Este é o nosso tempo como outrora e adiante outros estiveram e estarão mediados
por outras sintonias. O peculiar encontra-se na constatação de que antigamente
algo disposto como conquista tecnológica de mídia se superava lenta e
gradativamente e nas últimas décadas vivenciamos uma rápida integração de áreas
até então defendidas por fronteiras delimitadas. Em outras palavras, temos uma
profunda alteração de conceitos por conta do poder da interatividade.
Uma
mudança de conceito opera no objeto interna e externamente provocando nova
organização mediante rupturas de juízo sobre as propriedades que o definiam. Produzir
um texto, telefonar, mandar uma mensagem, distribuir ou ouvir música, registrar
fotos ou vídeos, enviar ou receber informação são comportamentos que estão hoje
sob a tutela de formas e lugares sem fixidez.
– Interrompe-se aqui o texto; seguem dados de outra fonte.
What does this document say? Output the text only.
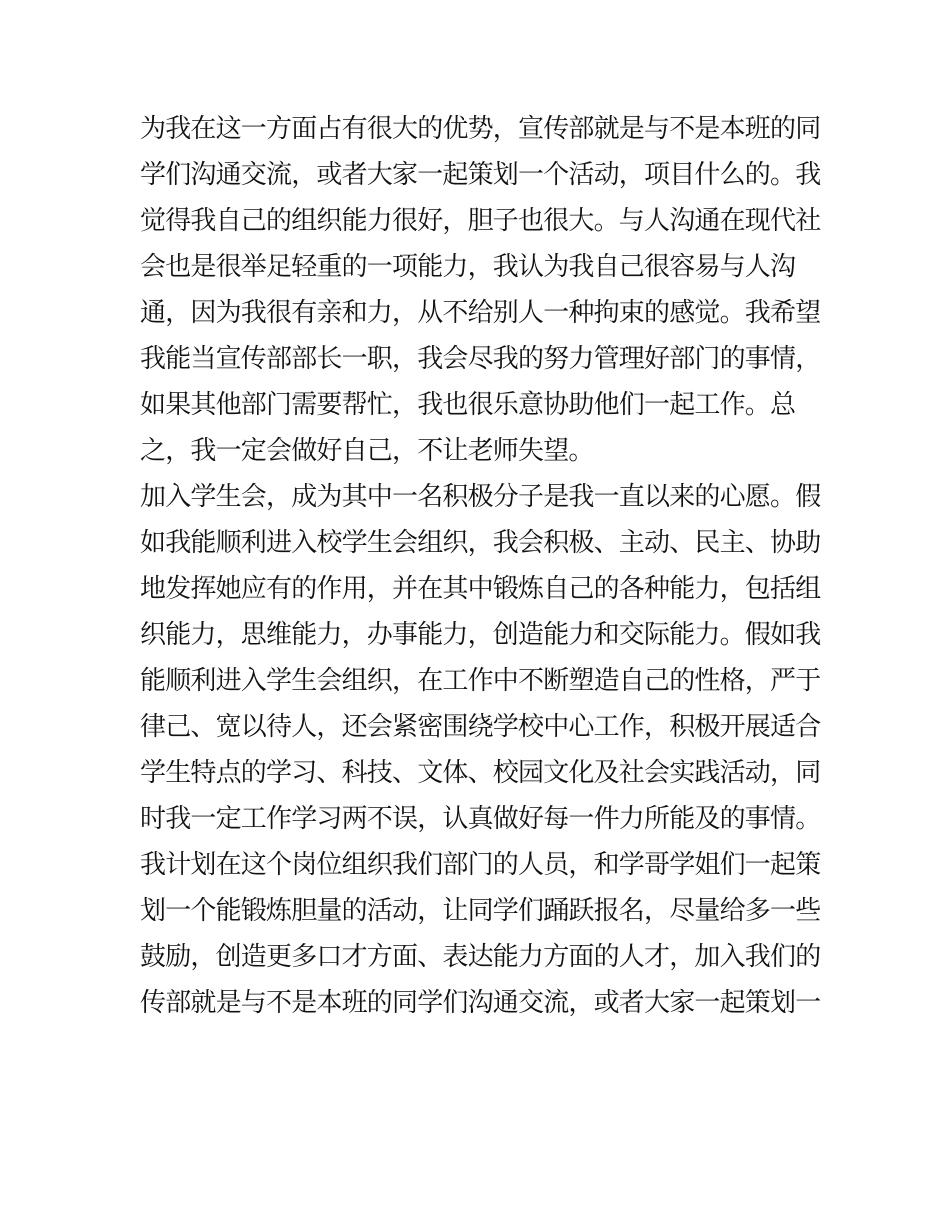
为我在这一方面占有很大的优势，宣传部就是与不是本班的同
学们沟通交流，或者大家一起策划一个活动，项目什么的。我
觉得我自己的组织能力很好，胆子也很大。与人沟通在现代社
会也是很举足轻重的一项能力，我认为我自己很容易与人沟
通，因为我很有亲和力，从不给别人一种拘束的感觉。我希望
我能当宣传部部长一职，我会尽我的努力管理好部门的事情，
如果其他部门需要帮忙，我也很乐意协助他们一起工作。总
之，我一定会做好自己，不让老师失望。
加入学生会，成为其中一名积极分子是我一直以来的心愿。假
如我能顺利进入校学生会组织，我会积极、主动、民主、协助
地发挥她应有的作用，并在其中锻炼自己的各种能力，包括组
织能力，思维能力，办事能力，创造能力和交际能力。假如我
能顺利进入学生会组织，在工作中不断塑造自己的性格，严于
律己、宽以待人，还会紧密围绕学校中心工作，积极开展适合
学生特点的学习、科技、文体、校园文化及社会实践活动，同
时我一定工作学习两不误，认真做好每一件力所能及的事情。
我计划在这个岗位组织我们部门的人员，和学哥学姐们一起策
划一个能锻炼胆量的活动，让同学们踊跃报名，尽量给多一些
鼓励，创造更多口才方面、表达能力方面的人才，加入我们的
传部就是与不是本班的同学们沟通交流，或者大家一起策划一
Aquele mundo veloz dos poemas de
1922, aquela urbanidade dos fios de eletricidade, dos carros começando a lotar
ruas, aquela pressa de se arranjar mais tempo, tudo o que foi tão sutilmente
percebido e escancarado como antecipação hoje se revela à radicalidade da “dama
móbile”.
É
sabido que quanto mais tempo se arranja menos dele se ocupa, pois que há para
com este uma necessidade de iniciativa constante de sabedoria. O tempo assim de nós se ocupa e para com ele toda sabedoria é pouca. Mas o
modelo da racionalidade técnica coloca movimento da produção e na qual a
velocidade é através da eletrônica moderna a obediência ao lema: tempo é
dinheiro. E semelhante ao afeto, esta estranha forma de estar na vida, que é um
desvio do biológico, a necessidade de contato subverte a ordem, embora a roda
da fortuna ampare as estruturas sociais dos palacetes ou das favelas, dos
latifúndios ou das casas caipiras. E
surgem os blogs, as comunidades de debate, a interação contundente sobre
poesia, cinema, literatura, música, exposições, teatro etc.. E amores nascem,
pois que nos apaixonamos através do texto e afetividades e sexualidades são
vividas. E antes, não eram? Considerando que o psicológico seja um resto,
aquilo que se esconde, o contrário possível dos instintos, conclui-se: ora,
sempre existiram e incomodaram os desejos, mas é muito recente a possibilidade
de dividi-los com outras pessoas num modo tão transferencial e que exige um
certo domínio de códigos linguísticos que muitas vezes não possuem pretensão de
elegância.
Supõe-se
que esta democracia da informação constitua uma espécie de “matrix” paralela,
virtual, de rede, interfaces, o cyber espaço no qual seja a liberdade ou a
falta de controle uma variável constante, ora mais, ora menos, dependente de
quem a reclama ou nela interfira. Entretanto, é ainda o mundo dos homens, das
cópias irregulares, das mais variadas formas de pirataria decorrentes da
vantajosa possibilidade de reprodução de softwares e hardwares, dos anonimatos,
dos hackers, das artimanhas pra se lesar com inusitadas formas, de vírus
diversos, de sites pornográficos, da pedofilia anos luz de Nobokov e outras
taras, enfim, ampla vantagem daquilo que normalmente chamaríamos perversão do
propósito inicial, ou, em outras palavras: um desvio.
A realidade
não é uma fantasia (4) e nem com ela perde identidade ou se confunde. A fantasia
é uma atribuição de sentido dada pela consciência conforme o existir com os
entes. Considerando pertinente uma falha, uma lacuna, uma fratura, um equívoco
que se substancie entre o real e o transcendente, pois são tão reais as coisas
quanto a ideia que temos delas, supõe-se: uma loucura, uma alucinação, um
crime, uma incoerência etc.. E absurdos são cometidos também pela dominação
ideológica tanto na afirmação quanto na negação de pensamentos e comportamentos
decorrentes destas suposições e por elas validados ou não. Ao longo da história ocidental, visto que o
oriente é um grande mistério, são voluptuosas as atrocidades tanto em período
de paz quanto de guerra, cujas nascentes, embora fossem de natureza econômica,
produziram valores morais e lugares a se ocupar conforme classe social, sexo,
idade, religião, crença, origem, cor etc..
Ainda
somos herdeiros das idéias ilustradas. Assim, por enquanto, o grande
diferencial ético parece situar a ação de nosso interesse no campo da
interpretação e não vejo diferença se esta cai sobre ou se pauta por uma mídia de contato ou interatividade.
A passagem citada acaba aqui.